Overseeing all the activity is Westfalia's modular warehouse management system (Savanna.NET), which controls both the case picking operations and the movement, storage, and order picking of pallets.When signaled, the system directs the AS/RS to move pallets into the rack or retrieve them from storage locations.

Pallets entering the AS/RS from manufacturing and the receiving docks travel on an accumulation conveyor system that includes a profile checking station and a load squaring station. The accumulation conveyors smooth out any throughput surges and ensure a streamlined flow of material between different processes.

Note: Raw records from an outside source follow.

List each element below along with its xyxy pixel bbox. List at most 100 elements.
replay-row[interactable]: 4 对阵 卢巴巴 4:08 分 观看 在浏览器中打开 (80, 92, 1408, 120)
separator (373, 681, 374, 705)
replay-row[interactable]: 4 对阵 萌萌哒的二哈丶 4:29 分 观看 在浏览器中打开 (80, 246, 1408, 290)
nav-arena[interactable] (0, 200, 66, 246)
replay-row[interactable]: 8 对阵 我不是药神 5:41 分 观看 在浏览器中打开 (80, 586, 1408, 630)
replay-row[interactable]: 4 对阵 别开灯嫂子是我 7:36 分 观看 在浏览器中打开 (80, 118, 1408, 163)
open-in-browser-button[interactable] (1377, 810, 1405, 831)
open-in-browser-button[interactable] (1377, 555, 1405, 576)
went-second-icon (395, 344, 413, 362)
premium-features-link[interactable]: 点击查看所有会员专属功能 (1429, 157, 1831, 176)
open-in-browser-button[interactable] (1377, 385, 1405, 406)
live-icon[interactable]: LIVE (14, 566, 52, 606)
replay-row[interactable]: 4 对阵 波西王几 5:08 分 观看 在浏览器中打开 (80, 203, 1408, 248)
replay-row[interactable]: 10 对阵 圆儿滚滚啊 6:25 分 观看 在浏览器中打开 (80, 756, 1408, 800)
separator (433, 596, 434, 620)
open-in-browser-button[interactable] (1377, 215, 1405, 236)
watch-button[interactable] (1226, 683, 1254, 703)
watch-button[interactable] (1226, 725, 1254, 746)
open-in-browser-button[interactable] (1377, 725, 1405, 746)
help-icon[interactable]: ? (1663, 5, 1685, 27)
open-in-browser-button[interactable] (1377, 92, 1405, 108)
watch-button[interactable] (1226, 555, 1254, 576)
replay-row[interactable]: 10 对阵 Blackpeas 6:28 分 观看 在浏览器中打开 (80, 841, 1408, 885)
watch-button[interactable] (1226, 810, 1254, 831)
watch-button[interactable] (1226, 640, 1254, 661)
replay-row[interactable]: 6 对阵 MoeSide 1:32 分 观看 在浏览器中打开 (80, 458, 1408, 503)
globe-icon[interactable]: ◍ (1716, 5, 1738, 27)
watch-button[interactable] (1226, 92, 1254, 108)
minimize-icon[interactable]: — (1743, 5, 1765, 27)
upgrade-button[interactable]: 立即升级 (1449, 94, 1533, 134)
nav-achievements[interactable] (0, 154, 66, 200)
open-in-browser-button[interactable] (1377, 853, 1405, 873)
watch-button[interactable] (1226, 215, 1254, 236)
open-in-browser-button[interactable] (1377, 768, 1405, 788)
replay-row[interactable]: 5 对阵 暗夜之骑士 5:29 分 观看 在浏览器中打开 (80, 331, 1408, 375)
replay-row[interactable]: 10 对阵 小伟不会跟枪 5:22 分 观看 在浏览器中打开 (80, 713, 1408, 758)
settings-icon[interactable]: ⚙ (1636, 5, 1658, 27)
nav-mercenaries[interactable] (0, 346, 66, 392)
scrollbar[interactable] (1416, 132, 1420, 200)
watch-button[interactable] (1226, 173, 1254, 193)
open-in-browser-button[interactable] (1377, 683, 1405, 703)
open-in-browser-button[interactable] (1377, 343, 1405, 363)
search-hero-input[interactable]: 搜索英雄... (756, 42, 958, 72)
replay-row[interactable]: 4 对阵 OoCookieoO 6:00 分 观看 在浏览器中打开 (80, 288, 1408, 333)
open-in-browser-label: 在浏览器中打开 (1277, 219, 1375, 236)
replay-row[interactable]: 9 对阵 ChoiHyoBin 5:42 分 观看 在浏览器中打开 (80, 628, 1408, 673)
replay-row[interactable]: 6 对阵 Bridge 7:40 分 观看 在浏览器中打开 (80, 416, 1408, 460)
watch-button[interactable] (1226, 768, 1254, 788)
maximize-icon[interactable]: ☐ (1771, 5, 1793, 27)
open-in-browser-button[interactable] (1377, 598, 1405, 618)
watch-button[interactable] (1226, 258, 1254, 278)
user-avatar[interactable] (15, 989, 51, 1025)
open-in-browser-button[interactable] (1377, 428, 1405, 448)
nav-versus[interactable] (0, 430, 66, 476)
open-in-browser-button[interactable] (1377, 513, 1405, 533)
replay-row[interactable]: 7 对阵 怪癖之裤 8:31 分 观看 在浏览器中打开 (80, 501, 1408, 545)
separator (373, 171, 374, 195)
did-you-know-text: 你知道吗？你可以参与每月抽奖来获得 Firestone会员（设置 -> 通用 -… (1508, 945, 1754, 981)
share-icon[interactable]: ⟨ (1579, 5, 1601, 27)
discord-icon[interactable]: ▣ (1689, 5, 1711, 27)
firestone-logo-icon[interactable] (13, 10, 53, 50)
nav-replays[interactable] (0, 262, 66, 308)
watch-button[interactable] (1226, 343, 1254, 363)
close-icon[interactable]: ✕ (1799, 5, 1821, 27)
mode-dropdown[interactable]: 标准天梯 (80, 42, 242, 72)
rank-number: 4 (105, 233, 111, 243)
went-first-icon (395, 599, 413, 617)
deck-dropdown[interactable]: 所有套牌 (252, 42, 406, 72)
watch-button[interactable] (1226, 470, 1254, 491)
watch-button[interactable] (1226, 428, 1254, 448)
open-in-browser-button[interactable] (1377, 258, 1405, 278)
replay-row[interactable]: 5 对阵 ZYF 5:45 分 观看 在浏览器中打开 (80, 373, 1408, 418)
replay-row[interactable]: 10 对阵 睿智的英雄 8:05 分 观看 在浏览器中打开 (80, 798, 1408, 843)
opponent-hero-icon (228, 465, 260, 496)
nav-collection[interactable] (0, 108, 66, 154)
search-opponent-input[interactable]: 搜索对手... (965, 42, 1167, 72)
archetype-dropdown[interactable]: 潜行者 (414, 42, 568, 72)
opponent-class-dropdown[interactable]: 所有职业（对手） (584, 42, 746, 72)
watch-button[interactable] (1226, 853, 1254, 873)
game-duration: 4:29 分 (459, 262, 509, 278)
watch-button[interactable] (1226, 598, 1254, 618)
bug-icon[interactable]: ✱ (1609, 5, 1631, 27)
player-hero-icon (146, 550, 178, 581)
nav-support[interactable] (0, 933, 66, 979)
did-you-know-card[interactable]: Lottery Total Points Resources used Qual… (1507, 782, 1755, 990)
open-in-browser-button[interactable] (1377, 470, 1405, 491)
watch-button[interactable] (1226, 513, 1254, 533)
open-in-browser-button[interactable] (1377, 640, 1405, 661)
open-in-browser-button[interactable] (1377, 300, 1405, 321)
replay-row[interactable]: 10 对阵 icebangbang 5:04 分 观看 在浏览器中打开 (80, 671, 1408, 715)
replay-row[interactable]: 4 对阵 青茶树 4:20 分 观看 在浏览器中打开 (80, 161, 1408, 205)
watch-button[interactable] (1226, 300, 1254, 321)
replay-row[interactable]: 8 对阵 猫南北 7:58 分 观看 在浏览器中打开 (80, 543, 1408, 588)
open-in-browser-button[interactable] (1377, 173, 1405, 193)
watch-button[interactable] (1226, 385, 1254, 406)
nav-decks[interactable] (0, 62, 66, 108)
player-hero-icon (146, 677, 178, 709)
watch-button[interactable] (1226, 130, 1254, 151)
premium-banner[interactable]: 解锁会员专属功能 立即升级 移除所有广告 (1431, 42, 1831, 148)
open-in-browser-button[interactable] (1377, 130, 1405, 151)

"Everything is fully automated," says Papageorgiou. "There is no hand touch at all. Well, somebody does have to drive the forklift to bring the pallets inside the truck."

Natural high
For Fage USA, the new automated system is already producing results, including a reduction in labor costs and a 30- to 40-percent increase in storage density. And as expected, the system has resulted in higher throughput, which helps the company move its product swiftly out to customers.

On top of that, the automated high-rise system has delivered both financial and environmental benefits. Compared to conventional warehouses, multiple-deep designs have lower construction and operating costs, says Papageorgiou. In addition, a high-rise warehouse design requires a smaller building footprint than a more traditional design does, which reduces the facility's environmental impact as well as its energy costs.Westfalia reports that in the case of temperature- controlled warehouses, automated sites use 30 percent less energy than their non-automated counterparts—savings that are sustainable for the life of the facility.

At Fage USA, automation is one strategy that will never be put out to pasture.